ARTICLE IX – MEETINGS
(1) The annual public meeting of the Corporation, for the purposes of giving information, about the operation of the Corporation to the General Membership and receiving direction from the General Membership, as well as election of officers, will be held during the month of April (the fiscal year end shall be March 31). Due notice of the meeting shall be given by the Secretary of the Board either in the form of letters or by notice posted prominently in community organizations and businesses or by an ad placed in the nearest newspaper. Notices shall appear at least 10 days prior to the meeting. A simple majority of eligible members present and voting will constitute a quorum. No proxy votes shall be permitted.
(2) Special meetings for the General Membership may be called from time to time by the Chair of the Board of Directors in the same manner as is provided for annual meetings.
(3) Meetings of the Corporation Board must be held at least 4 times per year and a quorum shall consist of a simple majority of Directors and the Chair. General Membership is welcome to attend as observers, but must make prior arrangements of at least 10 days to make presentations. Committee Directors shall make reports and submissions at these meetings as well. The Secretary will send notice by mail to the Board and the Committee Directors (7) days in advance.
(4) Committee Directors will meet as required to fulfill their mandates. The Chair of each Committee will make a report on their committee at the Annual General Meeting.
(5) Bylaws shall become effective upon their passage by a vote at any meeting of the Board where a quorum is present.

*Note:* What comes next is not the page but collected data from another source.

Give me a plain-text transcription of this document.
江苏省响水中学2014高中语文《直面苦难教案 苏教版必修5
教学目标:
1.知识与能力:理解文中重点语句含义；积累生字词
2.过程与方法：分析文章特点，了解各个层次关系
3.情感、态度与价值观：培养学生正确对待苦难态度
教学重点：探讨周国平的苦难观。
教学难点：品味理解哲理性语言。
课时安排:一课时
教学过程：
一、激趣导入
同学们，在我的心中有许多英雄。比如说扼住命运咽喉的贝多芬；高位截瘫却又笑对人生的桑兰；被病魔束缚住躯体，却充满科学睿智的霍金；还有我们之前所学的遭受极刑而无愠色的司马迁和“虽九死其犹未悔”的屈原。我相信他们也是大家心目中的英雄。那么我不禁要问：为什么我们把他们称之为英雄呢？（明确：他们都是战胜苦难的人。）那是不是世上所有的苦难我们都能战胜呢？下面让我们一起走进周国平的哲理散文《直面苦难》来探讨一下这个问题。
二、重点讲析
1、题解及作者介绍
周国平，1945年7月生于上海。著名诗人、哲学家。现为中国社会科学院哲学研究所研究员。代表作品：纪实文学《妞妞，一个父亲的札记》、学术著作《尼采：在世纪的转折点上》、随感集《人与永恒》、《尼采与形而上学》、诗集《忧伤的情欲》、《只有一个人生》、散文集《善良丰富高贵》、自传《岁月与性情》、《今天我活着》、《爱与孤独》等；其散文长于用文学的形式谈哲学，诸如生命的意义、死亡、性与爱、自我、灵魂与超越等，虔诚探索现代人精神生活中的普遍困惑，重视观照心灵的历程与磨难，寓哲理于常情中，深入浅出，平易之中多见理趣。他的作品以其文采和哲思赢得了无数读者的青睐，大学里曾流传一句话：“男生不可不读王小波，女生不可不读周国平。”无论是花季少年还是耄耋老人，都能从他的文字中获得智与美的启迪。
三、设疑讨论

ARTICLE XII – AMENDMENTS TO BY-LAWS
Any By-law may be repealed or amended by a By-law passed by a majority of not less than seventy-five percent (75%) of the regular members entitled to vote as are present in person at a general meeting of which one month’s notice in writing specifying the intention to propose the repeal or amendment of the By-law has been duly given.

ARTICLE XIII – DISSOLUTION AND WINDING UP
The net profit of the corporation shall be expended in the operation of the corporation and in the event of a winding up or other dissolution of the corporation, there shall not be any distribution of any kind among members, but the funds of the corporation shall be applied to some one or more charitable organizations within the community(s) serviced by the corporation.

ARTICLE XIV – SEAL
The seal of the Corporation shall be kept at the head office or held by the President of the Corporation if there is no permanent office. Any document entered into by the Corporation shall be certified by affixing the Corporate Seal.

ARTICLE XV – INTERPRETATION
In these By-laws, all other By-laws and all resolutions of the corporation, unless a contrary intention is expressed, words importing the singular number only shall include the plural word and vice-versa; words importing the masculine gender shall include the feminine and neuter genders.